Clearly, Democrats Aren't Saving the Constitution
Trump skeptical conservatives have reason to remain concerned with the GOP's dedication to constitutional government, but the Democrats’ contempt of constitutional values cannot be overstated.
We are living in what many have called a post-constitutional age. Both major political parties praise “constitutional norms,” especially when out of power. However, their conduct when granted the wheels of government by the people demonstrates the lack of seriousness these praises genuinely hold.
Political commentators on the Left and Right might voice approval for what happens under their preferred administrations. Still, few will seriously deny that we have been living under a “phone and pen” presidential government for well over a decade.
Hardliners of either party have openly admitted that when it comes to constitutional values, it is a vague, secondary consideration next to the demands of “victory,” whether or not this victory is meaningful absent constitutional values or not.
It shouldn’t be any wonder that, under these circumstances, those who wish to reassert constitutional values into the national conversation have had difficulty finding a comfortable place in either major political party. Many have attempted to create new movements and even tried to forge or have considered forging new political parties.
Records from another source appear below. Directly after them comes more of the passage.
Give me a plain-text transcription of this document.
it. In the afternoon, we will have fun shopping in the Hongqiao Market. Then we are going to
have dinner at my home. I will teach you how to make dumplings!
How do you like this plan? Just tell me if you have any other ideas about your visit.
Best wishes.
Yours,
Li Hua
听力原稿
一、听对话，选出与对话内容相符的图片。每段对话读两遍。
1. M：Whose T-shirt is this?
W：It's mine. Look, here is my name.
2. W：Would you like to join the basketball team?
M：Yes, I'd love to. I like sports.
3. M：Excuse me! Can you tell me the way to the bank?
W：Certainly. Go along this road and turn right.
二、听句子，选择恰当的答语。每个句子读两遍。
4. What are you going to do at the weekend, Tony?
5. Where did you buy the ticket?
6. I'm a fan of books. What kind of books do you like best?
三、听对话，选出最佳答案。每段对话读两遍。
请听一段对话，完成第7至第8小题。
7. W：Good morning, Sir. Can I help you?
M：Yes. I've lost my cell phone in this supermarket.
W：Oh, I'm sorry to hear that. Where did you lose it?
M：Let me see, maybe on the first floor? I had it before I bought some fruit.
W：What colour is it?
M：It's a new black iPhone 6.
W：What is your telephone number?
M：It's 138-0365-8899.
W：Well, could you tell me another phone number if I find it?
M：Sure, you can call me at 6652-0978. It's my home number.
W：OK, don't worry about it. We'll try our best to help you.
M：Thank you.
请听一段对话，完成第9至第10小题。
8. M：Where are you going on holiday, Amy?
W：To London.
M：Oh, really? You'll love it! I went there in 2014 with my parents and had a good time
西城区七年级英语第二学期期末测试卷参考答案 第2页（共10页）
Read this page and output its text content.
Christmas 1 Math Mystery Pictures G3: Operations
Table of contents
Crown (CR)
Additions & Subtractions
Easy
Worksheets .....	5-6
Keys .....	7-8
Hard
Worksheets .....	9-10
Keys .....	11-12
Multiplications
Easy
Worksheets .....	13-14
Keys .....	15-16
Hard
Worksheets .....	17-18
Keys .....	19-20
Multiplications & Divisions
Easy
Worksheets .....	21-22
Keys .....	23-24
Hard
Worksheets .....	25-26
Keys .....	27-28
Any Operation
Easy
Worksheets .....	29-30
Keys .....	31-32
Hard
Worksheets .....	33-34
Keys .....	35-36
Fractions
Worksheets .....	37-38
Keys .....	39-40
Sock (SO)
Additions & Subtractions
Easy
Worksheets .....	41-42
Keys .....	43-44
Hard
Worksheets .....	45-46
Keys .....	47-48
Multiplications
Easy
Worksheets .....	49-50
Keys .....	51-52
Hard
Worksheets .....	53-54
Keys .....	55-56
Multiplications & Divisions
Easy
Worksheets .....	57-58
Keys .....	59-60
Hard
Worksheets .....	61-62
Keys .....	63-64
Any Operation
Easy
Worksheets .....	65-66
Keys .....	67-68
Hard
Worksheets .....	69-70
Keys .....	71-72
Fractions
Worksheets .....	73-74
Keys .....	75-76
Many such efforts have been admirable, but the immediate anxieties of electoral politics have pressed many into uncomfortable choices. As questions grew about how best to be involved in the process, some chose to simply not be involved. A few, like myself, have re-engaged in the Republican Party to try and reassert constitutional values in the party that has stood for them in recent history. Others hoped that voting for Democrats would send a shock through the Republican Party and force a re-calibration upon constitutional values in defeat. While my stance has faced severe criticism and even hostility, I think this last year has demonstrated the folly of expecting good results from contributing to a political mandate for the Democratic Party.
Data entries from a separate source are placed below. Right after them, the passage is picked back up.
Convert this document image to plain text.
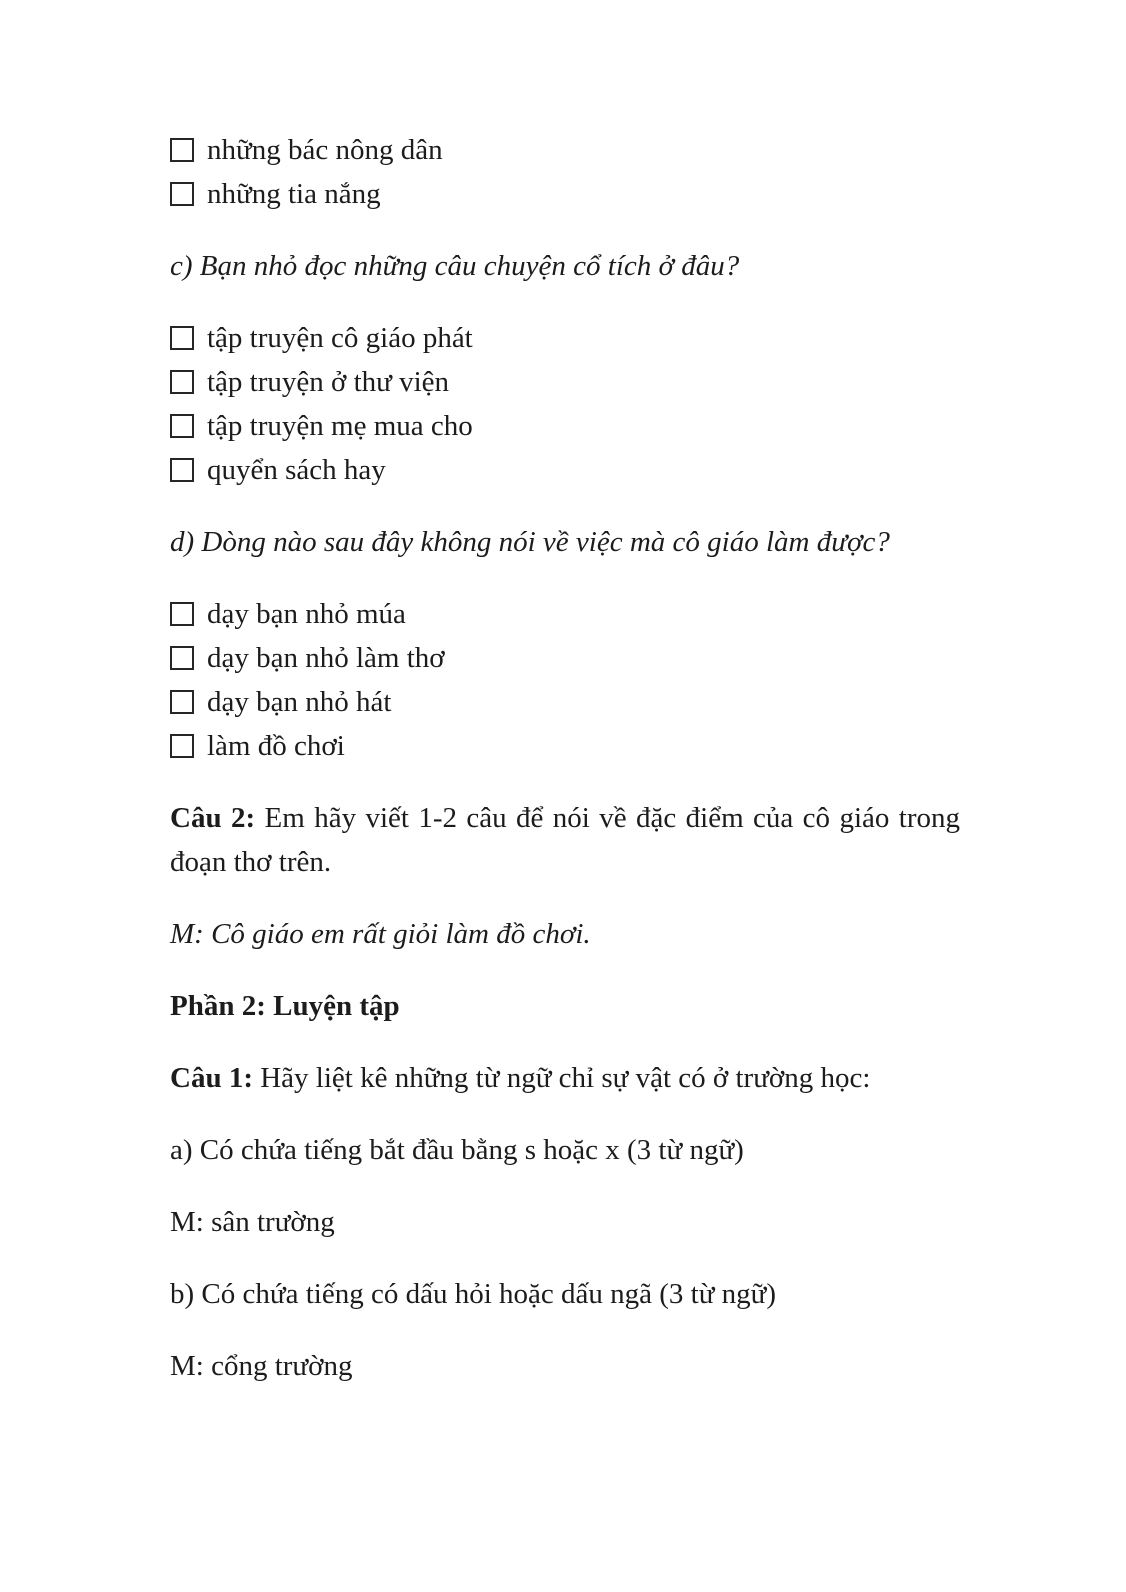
những bác nông dân
những tia nắng
c) Bạn nhỏ đọc những câu chuyện cổ tích ở đâu?
tập truyện cô giáo phát
tập truyện ở thư viện
tập truyện mẹ mua cho
quyển sách hay
d) Dòng nào sau đây không nói về việc mà cô giáo làm được?
dạy bạn nhỏ múa
dạy bạn nhỏ làm thơ
dạy bạn nhỏ hát
làm đồ chơi
Câu 2: Em hãy viết 1-2 câu để nói về đặc điểm của cô giáo trong đoạn thơ trên.
M: Cô giáo em rất giỏi làm đồ chơi.
Phần 2: Luyện tập
Câu 1: Hãy liệt kê những từ ngữ chỉ sự vật có ở trường học:
a) Có chứa tiếng bắt đầu bằng s hoặc x (3 từ ngữ)
M: sân trường
b) Có chứa tiếng có dấu hỏi hoặc dấu ngã (3 từ ngữ)
M: cổng trường
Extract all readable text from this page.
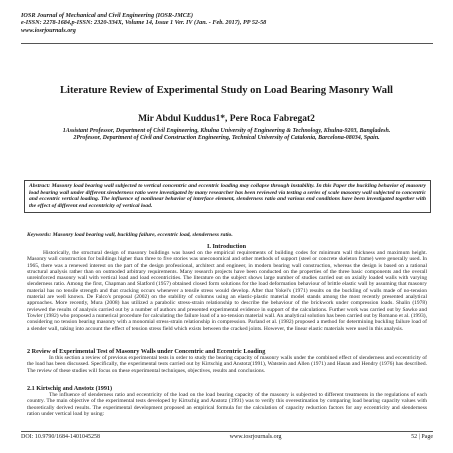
IOSR Journal of Mechanical and Civil Engineering (IOSR-JMCE)
e-ISSN: 2278-1684,p-ISSN: 2320-334X, Volume 14, Issue 1 Ver. IV (Jan. - Feb. 2017), PP 52-58
www.iosrjournals.org
Literature Review of Experimental Study on Load Bearing Masonry Wall
Mir Abdul Kuddus1*, Pere Roca Fabregat2
1Assistant Professor, Department of Civil Engineering, Khulna University of Engineering & Technology, Khulna-9203, Bangladesh.
2Professor, Department of Civil and Construction Engineering, Technical University of Catalonia, Barcelona-08034, Spain.
Abstract: Masonry load bearing wall subjected to vertical concentric and eccentric loading may collapse through instability. In this Paper the buckling behavior of masonry load bearing wall under different slenderness ratio were investigated by many researcher has been reviewed via testing a series of scale masonry wall subjected to concentric and eccentric vertical loading. The influence of nonlinear behavior of interface element, slenderness ratio and various end conditions have been investigated together with the effect of different end eccentricity of vertical load.
Keywords: Masonry load bearing wall, buckling failure, eccentric load, slenderness ratio.
I. Introduction
Historically, the structural design of masonry buildings was based on the empirical requirements of building codes for minimum wall thickness and maximum height. Masonry wall construction for buildings higher than three to five stories was uneconomical and other methods of support (steel or concrete skeleton frame) were generally used. In 1965, there was a renewed interest on the part of the design professional, architect and engineer, in modern bearing wall construction, whereas the design is based on a rational structural analysis rather than on outmoded arbitrary requirements. Many research projects have been conducted on the properties of the three basic components and the overall unreinforced masonry wall with vertical load and load eccentricities. The literature on the subject shows large number of studies carried out on axially loaded walls with varying slenderness ratio. Among the first, Chapman and Slatford (1957) obtained closed form solutions for the load deformation behaviour of brittle elastic wall by assuming that masonry material has no tensile strength and that cracking occurs whenever a tensile stress would develop. After that Yokel's (1971) results on the buckling of walls made of no-tension material are well known. De Falco's proposal (2002) on the stability of columns using an elastic-plastic material model stands among the most recently presented analytical approaches. More recently, Mura (2008) has utilized a parabolic stress-strain relationship to describe the behaviour of the brickwork under compression loads. Shalin (1978) reviewed the results of analysis carried out by a number of authors and presented experimental evidence in support of the calculations. Further work was carried out by Sawko and Towler (1982) who proposed a numerical procedure for calculating the failure load of a no-tension material wall. An analytical solution has been carried out by Romano et al. (1993), considering no tension bearing masonry with a monomial stress-strain relationship in compression. Parland et al. (1982) proposed a method for determining buckling failure load of a slender wall, taking into account the effect of tension stress field which exists between the cracked joints. However, the linear elastic materials were used in this analysis.
2 Review of Experimental Test of Masonry Walls under Concentric and Eccentric Loading
In this section a review of previous experimental tests in order to study the bearing capacity of masonry walls under the combined effect of slenderness and eccentricity of the load has been discussed. Specifically, the experimental tests carried out by Kirtschig and Anstotz(1991), Watstein and Allen (1971) and Hasan and Hendry (1976) has described. The review of these studies will focus on these experimental techniques, objectives, results and conclusions.
2.1 Kirtschig and Anstotz (1991)
The influence of slenderness ratio and eccentricity of the load on the load bearing capacity of the masonry is subjected to different treatments in the regulations of each country. The main objective of the experimental tests developed by Kirtschig and Anstotz (1991) was to verify this overestimation by comparing load bearing capacity values with theoretically derived results. The experimental development proposed an empirical formula for the calculation of capacity reduction factors for any eccentricity and slenderness ration under vertical load by using:
DOI: 10.9790/1684-1401045258	www.iosrjournals.org	52 | Page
It was no doubt surprising and encouraging that, during the Trump presidency, Democrats began speaking so aggressively in defense of “constitutional norms” and effectively used the mechanisms of federalism to combat what they opposed in the Trump administration.
They used state sovereignty to counter the president’s executive orders. They asserted local values and beliefs in openly rejecting federal laws they opposed. They used the court systems to check the arbitrary actions of the executive. They gained power in the House of Representatives and asserted the independence of the legislative branch in its relations with the executive branch. Chiefly, for the first time since the National Emergencies Act of 1976, they forced a presidential veto when a president sought to use emergency powers.
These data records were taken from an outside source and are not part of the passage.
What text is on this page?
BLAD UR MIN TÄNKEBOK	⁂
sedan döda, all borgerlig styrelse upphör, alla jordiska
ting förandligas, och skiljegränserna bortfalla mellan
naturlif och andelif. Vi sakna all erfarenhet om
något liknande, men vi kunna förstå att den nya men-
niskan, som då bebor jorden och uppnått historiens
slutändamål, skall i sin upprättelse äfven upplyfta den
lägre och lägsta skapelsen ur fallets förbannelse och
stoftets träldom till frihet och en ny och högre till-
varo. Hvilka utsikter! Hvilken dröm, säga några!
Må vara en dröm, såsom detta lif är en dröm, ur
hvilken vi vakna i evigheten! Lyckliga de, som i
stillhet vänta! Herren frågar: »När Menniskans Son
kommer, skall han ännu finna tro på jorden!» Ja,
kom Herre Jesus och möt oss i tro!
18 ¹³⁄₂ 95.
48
Over the course of the Trump presidency, it indeed could have been easy for a casual observer to conclude that the Democratic Party was the party standing for constitutional government.
But not even a year into the Biden administration, it has grown abundantly clear that it will not be the Democrats who save the US Constitution. Their use of constitutional mechanisms and federalist checks and balances has proven to be nothing more than a convenient use of a system they have still largely disavowed. While Donald Trump and his followers have set aside constitutional values in exchange for their immediate goals of victory in the culture war, the Democrats have demonstrated, now both before and after Trump, an open hostility to those values in both word and deed.
While Joe Biden ran as a moderate candidate, his agenda has embraced, almost without exception, the full gambit of progressive dream policies, which continue to turn the constitutional order upside down. He has either embraced or winked at a continued desire to remove the electoral college, to pack the US Supreme Court, to socialize healthcare and higher education, to introduce gross punitive taxes on successful American citizens, to legislate an “assault weapons” ban and other attacks upon the 2nd amendment, and to introduce near-absolute central planning of the national economy. Considering the virulent way many Democrats speak about the founding vision, it should go without saying these policies would only get them warmed up for further fundamental changes to our country.
I truly understand the difficulties of deciding what to do and who to support when it seems almost no one provides a reservoir of principles and ideals in a political world that’s lost its mind. Last year was another difficult and frustrating presidential election year. Each citizen had to search their heart and determine what they felt they had to do to live with themselves moving forward. But hopefully, with Donald Trump off the front page and with the clearly progressive policy agenda and a shockingly irresponsible foreign policy on full display from the Biden administration, we can now take an honest look at the direction of the Democratic Party and truly consider what lesser evils determinations have wrought.
It should be abundantly clear that we cannot rely on the false hope of partisan or electoral politics to reassert the constitutional order. The only way to do so is to clearly and unequivocally stand for the values of the constitutional order and to vow that we will not compromise those values for anyone.
“ Hardliners of either party have openly admitted that when it comes to constitutional values, it is a vague, secondary consideration next to the demands of “victory,” whether or not this victory is meaningful absent constitutional values or not.
It shouldn’t be any wonder that, under these circumstances, those who wish to reassert constitutional values into the national conversation have had difficulty finding a comfortable place in either major political party.”
I agree completely. I found your Substack because of some of your comments on something on the Dispatch. Seems we’re fellow travelers in some ways. This is precisely why I’m such a fan of Jonah and David and everyone at the Dispatch.